Just weeks later, MacNeill brought Willis into the home as a “nanny with benefits,” Grunander said. The MacNeill children were then gradually forced out of the home. Later, MacNeill and Willis applied for a marriage document — despite not being married — and listed Michele’s funeral date as their wedding date. Willis testified that MacNeill suggested the date.

Grunander ultimately asked McVey to send the case to trial. Acknowledging that much of the evidence was “circumstantial,” he argued that it was similar to “no body” cases in which prosecutors believe a murder occurred but don’t have a corpse to prove it. In MacNeill’s case, Michele’s body was recovered almost as soon as she died, but different experts have given different causes of death. Those causes have included drowning, heart disease and a combination of drugs and heart disease.

McVey pointed to the testimony of Dr. Joshua Perper, an expert from Florida who testified earlier in the week, as particularly illuminative. Perper testified that Michele likely died from drowning.

However, defense attorney Randy Spencer called the state’s characterization of the case baseless. Though the nature of the hearing meant nearly all of the evidence was presented by and favored prosecutors, Spencer said they had ultimately failed to prove MacNeill had committed any act that killed Michele.

“The state has not proved an act by the defendant,” he argued. “They speculate about an act and that is all we have here.”

Spencer called the state’s methods a violation of the scientific method because they began with a conclusion and worked backward from there. He also pointed out that there was a body that underwent extensive examination. Even after that examination, he added, the state’s “hired guns” wouldn’t say it was a homicide.

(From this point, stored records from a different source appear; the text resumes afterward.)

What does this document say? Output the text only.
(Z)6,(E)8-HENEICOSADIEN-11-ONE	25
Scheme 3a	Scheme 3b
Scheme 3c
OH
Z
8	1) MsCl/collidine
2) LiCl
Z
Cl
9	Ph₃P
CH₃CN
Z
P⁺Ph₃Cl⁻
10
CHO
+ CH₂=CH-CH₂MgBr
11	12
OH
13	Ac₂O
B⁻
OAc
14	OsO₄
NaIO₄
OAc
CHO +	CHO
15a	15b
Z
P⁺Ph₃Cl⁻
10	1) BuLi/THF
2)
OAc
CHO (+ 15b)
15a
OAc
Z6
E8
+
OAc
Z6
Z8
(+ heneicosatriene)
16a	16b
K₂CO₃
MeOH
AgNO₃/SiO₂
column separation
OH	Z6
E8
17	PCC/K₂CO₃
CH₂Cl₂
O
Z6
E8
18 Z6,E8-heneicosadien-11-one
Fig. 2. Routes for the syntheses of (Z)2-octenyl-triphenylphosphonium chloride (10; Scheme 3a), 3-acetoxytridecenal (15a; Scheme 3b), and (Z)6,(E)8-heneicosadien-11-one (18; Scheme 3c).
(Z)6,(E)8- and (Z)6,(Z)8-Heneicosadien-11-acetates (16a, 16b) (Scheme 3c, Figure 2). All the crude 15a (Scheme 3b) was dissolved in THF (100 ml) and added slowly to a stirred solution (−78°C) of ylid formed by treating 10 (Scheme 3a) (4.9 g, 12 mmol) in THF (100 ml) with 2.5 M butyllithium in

“This is not like a no-body case,” Spencer argued.

Throughout his comments, Spencer was frank about MacNeill’s life choices. He readily acknowledged that MacNeill had made mistakes — a possible reference to MacNeill’s multiple affairs or his previous conviction on fraud charges — but said those mistakes don’t amount to murder. He implored the court not to confuse character evidence with hard evidence.

Among other things, Spencer called the representation of the case “Hollywood-esque” but added that despite the media attention MacNeill ultimately didn’t kill his wife.

Defense attorneys briefly called one witness during the hearing, but will have their chance to provide more evidence during MacNeill’s trial. They have been adamant that MacNeill is innocent and that evidence eventually will clear him of the killing.

The judge’s ruling to move the case forward to trial did not surprise either prosecutors or defense attorneys. Following the hearing, Alexis Somers, Michele and MacNeill’s oldest daughter, said she was “so happy” with the ruling. Somers has been driving force in the investigation into her father and added Thursday that her father had spun a “web of lies.”

MacNeill’s arraignment hearing in the case was set for Oct. 22.